How do I validate my skill before submitting it to the repository?

Run the quick_validate.py script from the skill-creator module to perform lightweight validation. Execute python -m skills/.system/skill-creator/scripts/quick_validate.py <skill-path> to check for YAML parsing errors, missing required fields, and structural inconsistencies. This validation step ensures your skill meets the repository standards before you commit or attempt installation through the skill-installer pipeline.

Can I install skills from private GitHub repositories?

Yes, the install-skill-from-github.py script can resolve and install skills from private repositories, provided your Git environment has appropriate authentication credentials (such as SSH keys or personal access tokens with repository access). The installer performs a sparse checkout of only the specific skill folder (e.g., skills/.curated/<skill-name>), validates the structure, and copies it to your local skill store while normalizing names and preventing path-traversal attacks.

Where should I place custom Python logic for my skill?
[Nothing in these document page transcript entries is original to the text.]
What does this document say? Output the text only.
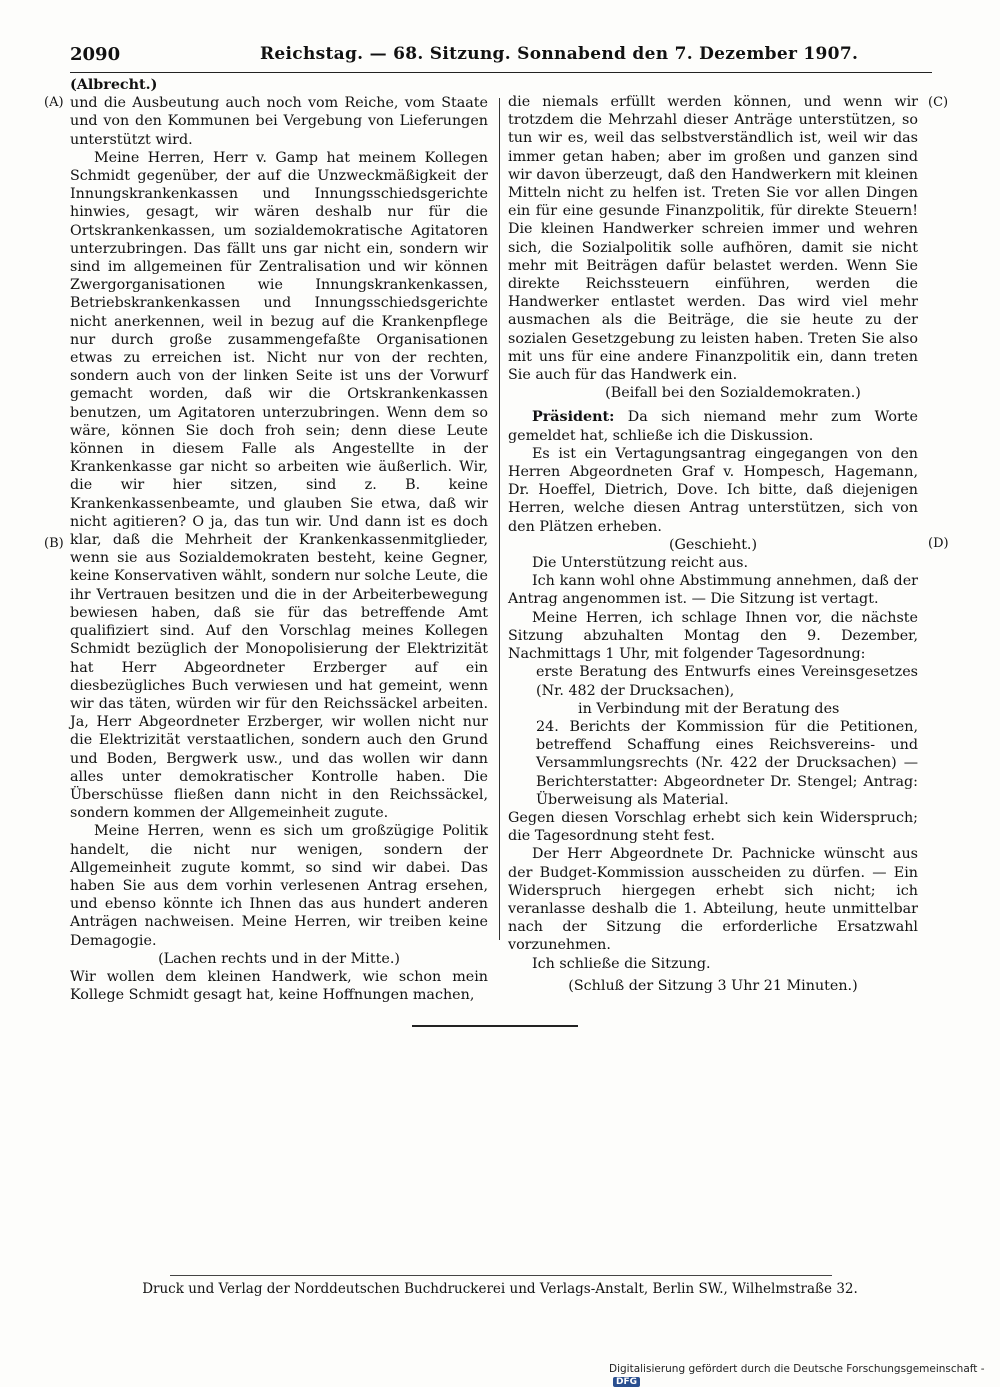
2090	Reichstag. — 68. Sitzung. Sonnabend den 7. Dezember 1907.
(A)
(B)
(C)
(D)

(Albrecht.)

und die Ausbeutung auch noch vom Reiche, vom Staate und von den Kommunen bei Vergebung von Lieferungen unterstützt wird.

Meine Herren, Herr v. Gamp hat meinem Kollegen Schmidt gegenüber, der auf die Unzweckmäßigkeit der Innungskrankenkassen und Innungsschiedsgerichte hinwies, gesagt, wir wären deshalb nur für die Ortskrankenkassen, um sozialdemokratische Agitatoren unterzubringen. Das fällt uns gar nicht ein, sondern wir sind im allgemeinen für Zentralisation und wir können Zwergorganisationen wie Innungskrankenkassen, Betriebskrankenkassen und Innungsschiedsgerichte nicht anerkennen, weil in bezug auf die Krankenpflege nur durch große zusammengefaßte Organisationen etwas zu erreichen ist. Nicht nur von der rechten, sondern auch von der linken Seite ist uns der Vorwurf gemacht worden, daß wir die Ortskrankenkassen benutzen, um Agitatoren unterzubringen. Wenn dem so wäre, können Sie doch froh sein; denn diese Leute können in diesem Falle als Angestellte in der Krankenkasse gar nicht so arbeiten wie äußerlich. Wir, die wir hier sitzen, sind z. B. keine Krankenkassenbeamte, und glauben Sie etwa, daß wir nicht agitieren? O ja, das tun wir. Und dann ist es doch klar, daß die Mehrheit der Krankenkassenmitglieder, wenn sie aus Sozialdemokraten besteht, keine Gegner, keine Konservativen wählt, sondern nur solche Leute, die ihr Vertrauen besitzen und die in der Arbeiterbewegung bewiesen haben, daß sie für das betreffende Amt qualifiziert sind. Auf den Vorschlag meines Kollegen Schmidt bezüglich der Monopolisierung der Elektrizität hat Herr Abgeordneter Erzberger auf ein diesbezügliches Buch verwiesen und hat gemeint, wenn wir das täten, würden wir für den Reichssäckel arbeiten. Ja, Herr Abgeordneter Erzberger, wir wollen nicht nur die Elektrizität verstaatlichen, sondern auch den Grund und Boden, Bergwerk usw., und das wollen wir dann alles unter demokratischer Kontrolle haben. Die Überschüsse fließen dann nicht in den Reichssäckel, sondern kommen der Allgemeinheit zugute.

Meine Herren, wenn es sich um großzügige Politik handelt, die nicht nur wenigen, sondern der Allgemeinheit zugute kommt, so sind wir dabei. Das haben Sie aus dem vorhin verlesenen Antrag ersehen, und ebenso könnte ich Ihnen das aus hundert anderen Anträgen nachweisen. Meine Herren, wir treiben keine Demagogie.

(Lachen rechts und in der Mitte.)

Wir wollen dem kleinen Handwerk, wie schon mein Kollege Schmidt gesagt hat, keine Hoffnungen machen,

die niemals erfüllt werden können, und wenn wir trotzdem die Mehrzahl dieser Anträge unterstützen, so tun wir es, weil das selbstverständlich ist, weil wir das immer getan haben; aber im großen und ganzen sind wir davon überzeugt, daß den Handwerkern mit kleinen Mitteln nicht zu helfen ist. Treten Sie vor allen Dingen ein für eine gesunde Finanzpolitik, für direkte Steuern! Die kleinen Handwerker schreien immer und wehren sich, die Sozialpolitik solle aufhören, damit sie nicht mehr mit Beiträgen dafür belastet werden. Wenn Sie direkte Reichssteuern einführen, werden die Handwerker entlastet werden. Das wird viel mehr ausmachen als die Beiträge, die sie heute zu der sozialen Gesetzgebung zu leisten haben. Treten Sie also mit uns für eine andere Finanzpolitik ein, dann treten Sie auch für das Handwerk ein.

(Beifall bei den Sozialdemokraten.)

Präsident: Da sich niemand mehr zum Worte gemeldet hat, schließe ich die Diskussion.

Es ist ein Vertagungsantrag eingegangen von den Herren Abgeordneten Graf v. Hompesch, Hagemann, Dr. Hoeffel, Dietrich, Dove. Ich bitte, daß diejenigen Herren, welche diesen Antrag unterstützen, sich von den Plätzen erheben.

(Geschieht.)

Die Unterstützung reicht aus.

Ich kann wohl ohne Abstimmung annehmen, daß der Antrag angenommen ist. — Die Sitzung ist vertagt.

Meine Herren, ich schlage Ihnen vor, die nächste Sitzung abzuhalten Montag den 9. Dezember, Nachmittags 1 Uhr, mit folgender Tagesordnung:

erste Beratung des Entwurfs eines Vereinsgesetzes (Nr. 482 der Drucksachen),

in Verbindung mit der Beratung des

24. Berichts der Kommission für die Petitionen, betreffend Schaffung eines Reichsvereins- und Versammlungsrechts (Nr. 422 der Drucksachen) — Berichterstatter: Abgeordneter Dr. Stengel; Antrag: Überweisung als Material.

Gegen diesen Vorschlag erhebt sich kein Widerspruch; die Tagesordnung steht fest.

Der Herr Abgeordnete Dr. Pachnicke wünscht aus der Budget-Kommission ausscheiden zu dürfen. — Ein Widerspruch hiergegen erhebt sich nicht; ich veranlasse deshalb die 1. Abteilung, heute unmittelbar nach der Sitzung die erforderliche Ersatzwahl vorzunehmen.

Ich schließe die Sitzung.

(Schluß der Sitzung 3 Uhr 21 Minuten.)

Druck und Verlag der Norddeutschen Buchdruckerei und Verlags-Anstalt, Berlin SW., Wilhelmstraße 32.
Digitalisierung gefördert durch die Deutsche Forschungsgemeinschaft -DFG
Place custom Python logic in the scripts/ subdirectory within your skill folder (e.g., skills/.curated/<skill>/scripts/). Reference these scripts from your openai.yaml file using the code field in tool definitions or by invoking them via function calls. This modular approach keeps your openai.yaml focused on the I/O contract while allowing complex implementations—such as API calls, data transformations, or external service integrations—to evolve independently in well-named helper modules.